In a statement released Tuesday on the company’s website, Pearson Education apologized for its role in shutting down Edublogs, a network of 1.4 million education blogs mostly written by teachers and students in classrooms, but attempted to place some of the blame on ServerBeach, a web hosting service Edublogs uses.

“It is a matter of deep regret that, in responding to our request to address this single item, a server hosting company took much broader action,” the press release said.

Pearson has faced harsh criticism for its role in shutting down Edublog’s network on Oct. 10 for nearly 60 minutes while ServerBeach verified that the copyrighted material in question had been removed, Arstechnica reported.

BBC News reported that one blogger reprinted the Beck Hopelessness Scale, a 279-word survey used for children’s psychiatric evaluations, which is copyrighted by Pearson. And since the blogger did not take down the survey after being contacted by Pearson’s legal team twice last September, EduBlogs moderators intervened and shut down the blog. But the story wasn’t over, BBC News reports:

“Unfortunately, in early October automated systems at ServerBeach spotted a copy of the disputed blog entry stored in the working memory of software Edublogs uses to make sure web pages are displayed quickly.

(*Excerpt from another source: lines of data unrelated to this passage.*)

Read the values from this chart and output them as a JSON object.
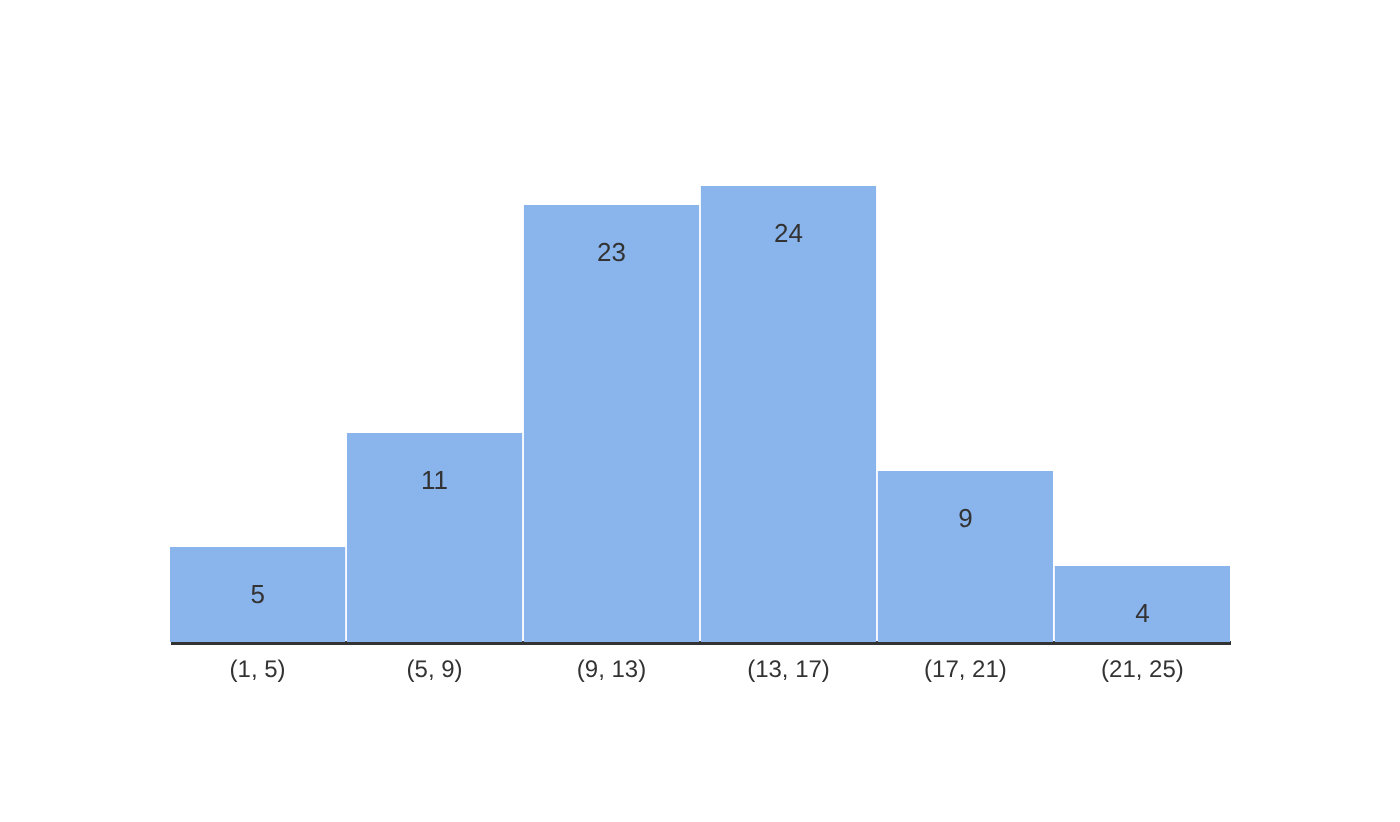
{
  "chart_data": {
    "type": "bar",
    "categories": [
      "(1, 5)",
      "(5, 9)",
      "(9, 13)",
      "(13, 17)",
      "(17, 21)",
      "(21, 25)"
    ],
    "values": [
      5,
      11,
      23,
      24,
      9,
      4
    ],
    "color": "#8ab4ec",
    "data_labels": true
  }
}
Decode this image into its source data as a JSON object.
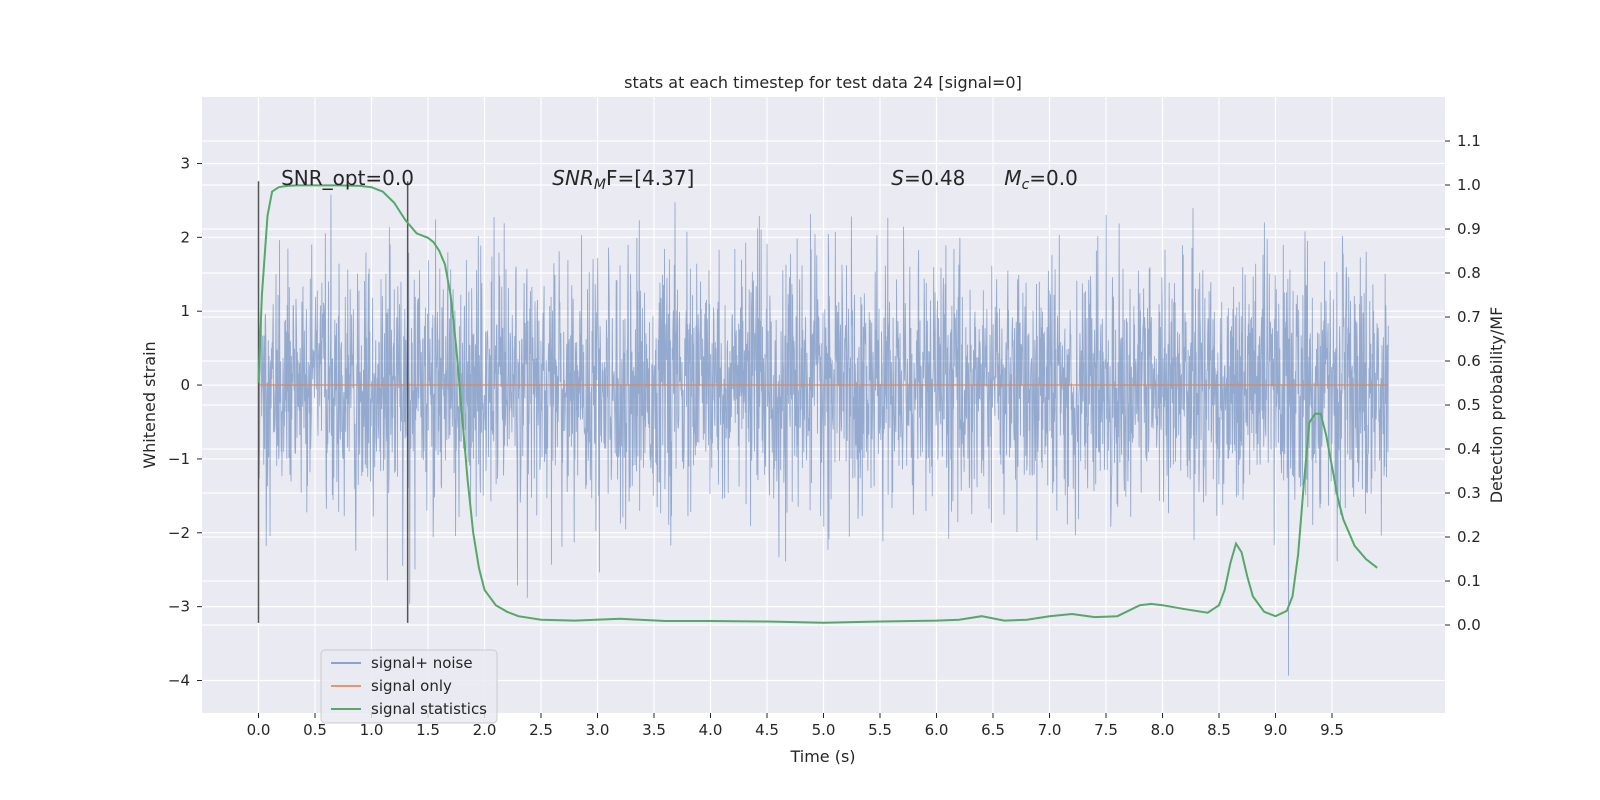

“The copy of the blog entry was in this memory store – only visible internally – because of the way Edublogs readies web pages for display. When Edublogs did not respond within 24 hours to emails alerting it to the allegedly infringing content, ServerBeach shut down the entire site.”

James Farmer, Edublogs’ founder and CEO, has since referred to ServerBeach’s operators as having “the epitome of good grace” for apologizing, but there doesn’t seem to be any love lost between Farmer and Pearson.

(Correction: This post has been corrected to show that ServerBeach is the web hosting service used by Edublogs.)

4 thoughts on “Pearson Apologizes for Disabling 1.4 Million Education Blogs

  1. Pearson’s working directly with Edublogs to resolve these matters in the future, and we’re very sorry for the inconvenience.

  2. Shocking waste of resources. It would seem that these types of problems are still happening today and will probably never stop. Education tools and information should never be monopolised.